Opponents of the pending healthcare bills grumble that nothing so sweeping has ever been enacted through the reconciliation process, which would allow the legislation to be passed with simple majority votes. That’s crucial because Democrats couldn’t overcome a GOP filibuster in the Senate. But it’s not as if the reforms were being muscled through in the dead of night. Five House and Senate committees held lengthy hearings and markups last year, and the two chambers passed competing bills through conventional means. Reconciliation would be used only to bridge the gap.

The House and Senate proposals reflect the consensus among physicians, hospitals, insurers and other sectors of the healthcare industry that the system needs to be overhauled, not tweaked. There is broad agreement that government has to change the warped incentives in the system that reward providers for treating sick people instead of keeping their customers well, and to promote prevention, quality and efficiency. These goals cannot be achieved unless coverage is extended to as many of the uninsured as possible -- not to mention that covering the uninsured is the right thing to do.

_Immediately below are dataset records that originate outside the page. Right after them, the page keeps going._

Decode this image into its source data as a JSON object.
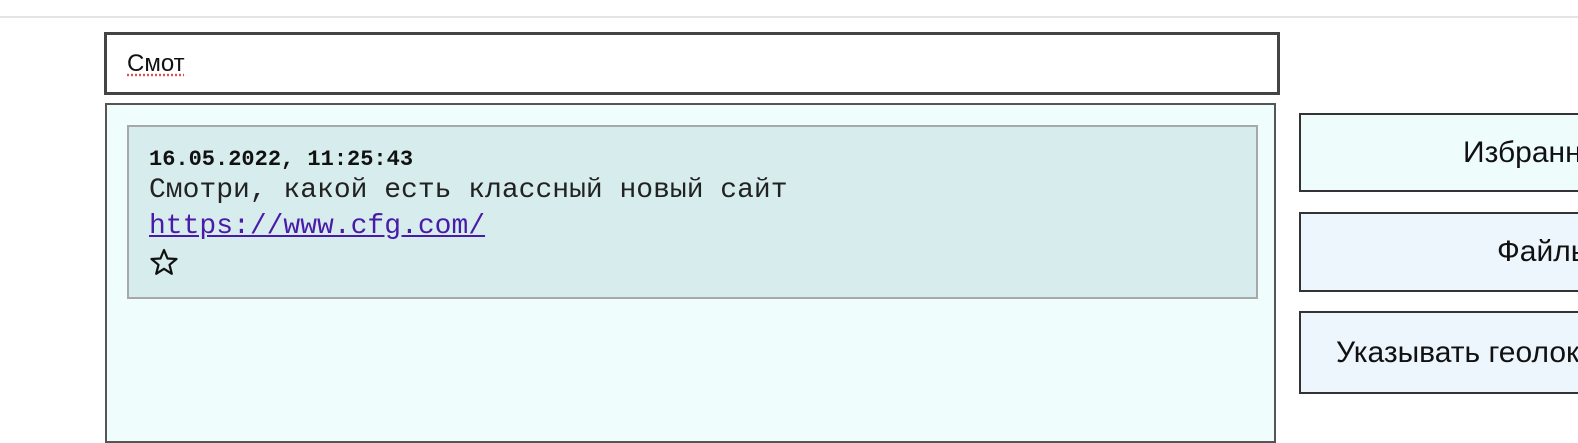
{
  "search": {
    "value": "Смот"
  },
  "messages": [
    {
      "timestamp": "16.05.2022, 11:25:43",
      "text": "Смотри, какой есть классный новый сайт",
      "link": "https://www.cfg.com/",
      "favorite_icon": "star-outline-icon"
    }
  ],
  "side_buttons": {
    "favorites": "Избранное",
    "files": "Файлы",
    "geolocation": "Указывать геолокацию"
  },
  "colors": {
    "feed_background": "#effdfd",
    "message_background": "#d7eded",
    "link": "#4a1aa8",
    "button_background": "#eef6fd"
  }
}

At last week’s healthcare reform summit, Republicans insisted on pursuing half-measures that ignore the incentives that drive up costs. Their proposals also would encourage insurers to cherry-pick customers rather than spreading risks more broadly. Meanwhile, Democrats have moved steadily toward the center, abandoning the “public option,” trimming insurance subsidies for the working poor and reducing proposed taxes on employers and the wealthy.

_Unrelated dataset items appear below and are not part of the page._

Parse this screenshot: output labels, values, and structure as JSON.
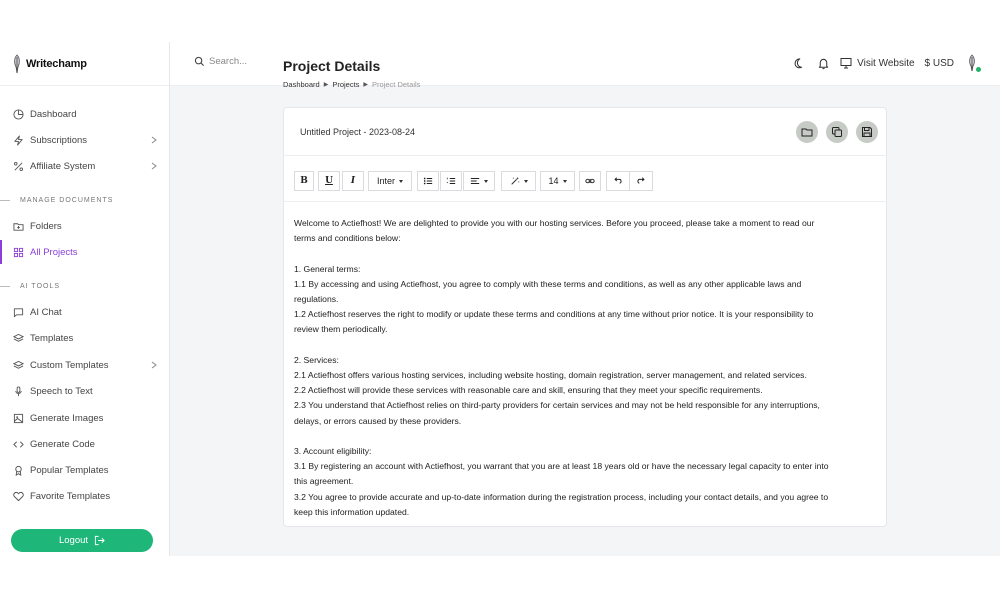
{
  "brand": {
    "name": "Writechamp"
  },
  "search": {
    "placeholder": "Search..."
  },
  "topbar": {
    "visit_label": "Visit Website",
    "currency": "$ USD"
  },
  "sidebar": {
    "items": [
      {
        "label": "Dashboard",
        "icon": "dashboard-icon"
      },
      {
        "label": "Subscriptions",
        "icon": "bolt-icon"
      },
      {
        "label": "Affiliate System",
        "icon": "percent-icon"
      }
    ],
    "section_docs": "MANAGE DOCUMENTS",
    "docs": [
      {
        "label": "Folders",
        "icon": "folder-icon"
      },
      {
        "label": "All Projects",
        "icon": "grid-icon"
      }
    ],
    "section_ai": "AI TOOLS",
    "ai": [
      {
        "label": "AI Chat",
        "icon": "chat-icon"
      },
      {
        "label": "Templates",
        "icon": "layers-icon"
      },
      {
        "label": "Custom Templates",
        "icon": "layers-icon"
      },
      {
        "label": "Speech to Text",
        "icon": "microphone-icon"
      },
      {
        "label": "Generate Images",
        "icon": "image-icon"
      },
      {
        "label": "Generate Code",
        "icon": "code-icon"
      },
      {
        "label": "Popular Templates",
        "icon": "award-icon"
      },
      {
        "label": "Favorite Templates",
        "icon": "heart-icon"
      }
    ],
    "logout": "Logout"
  },
  "page": {
    "title": "Project Details",
    "breadcrumb": [
      "Dashboard",
      "Projects",
      "Project Details"
    ]
  },
  "project": {
    "name": "Untitled Project - 2023-08-24"
  },
  "toolbar": {
    "bold": "B",
    "underline": "U",
    "italic": "I",
    "font": "Inter",
    "size": "14"
  },
  "document": {
    "lines": [
      "Welcome to Actiefhost! We are delighted to provide you with our hosting services. Before you proceed, please take a moment to read our",
      "terms and conditions below:",
      "",
      "1. General terms:",
      "1.1 By accessing and using Actiefhost, you agree to comply with these terms and conditions, as well as any other applicable laws and",
      "regulations.",
      "1.2 Actiefhost reserves the right to modify or update these terms and conditions at any time without prior notice. It is your responsibility to",
      "review them periodically.",
      "",
      "2. Services:",
      "2.1 Actiefhost offers various hosting services, including website hosting, domain registration, server management, and related services.",
      "2.2 Actiefhost will provide these services with reasonable care and skill, ensuring that they meet your specific requirements.",
      "2.3 You understand that Actiefhost relies on third-party providers for certain services and may not be held responsible for any interruptions,",
      "delays, or errors caused by these providers.",
      "",
      "3. Account eligibility:",
      "3.1 By registering an account with Actiefhost, you warrant that you are at least 18 years old or have the necessary legal capacity to enter into",
      "this agreement.",
      "3.2 You agree to provide accurate and up-to-date information during the registration process, including your contact details, and you agree to",
      "keep this information updated."
    ]
  },
  "colors": {
    "accent": "#8b3fd9",
    "logout": "#1fb67a"
  }
}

These concessions haven’t satisfied GOP leaders, who continue to reduce the pending bills to caricatures rather than offer effective alternatives. Lately they’ve shifted the debate from substance to process, holding up as sacrosanct arcane procedural rules that aren’t even embodied in statutes, let alone the Constitution. We don’t accept the argument that an intransigent minority should be able to force a take-it-or-leave-it choice on the majority. If Republicans won’t consider a comprehensive bill, Democrats should pass one without them.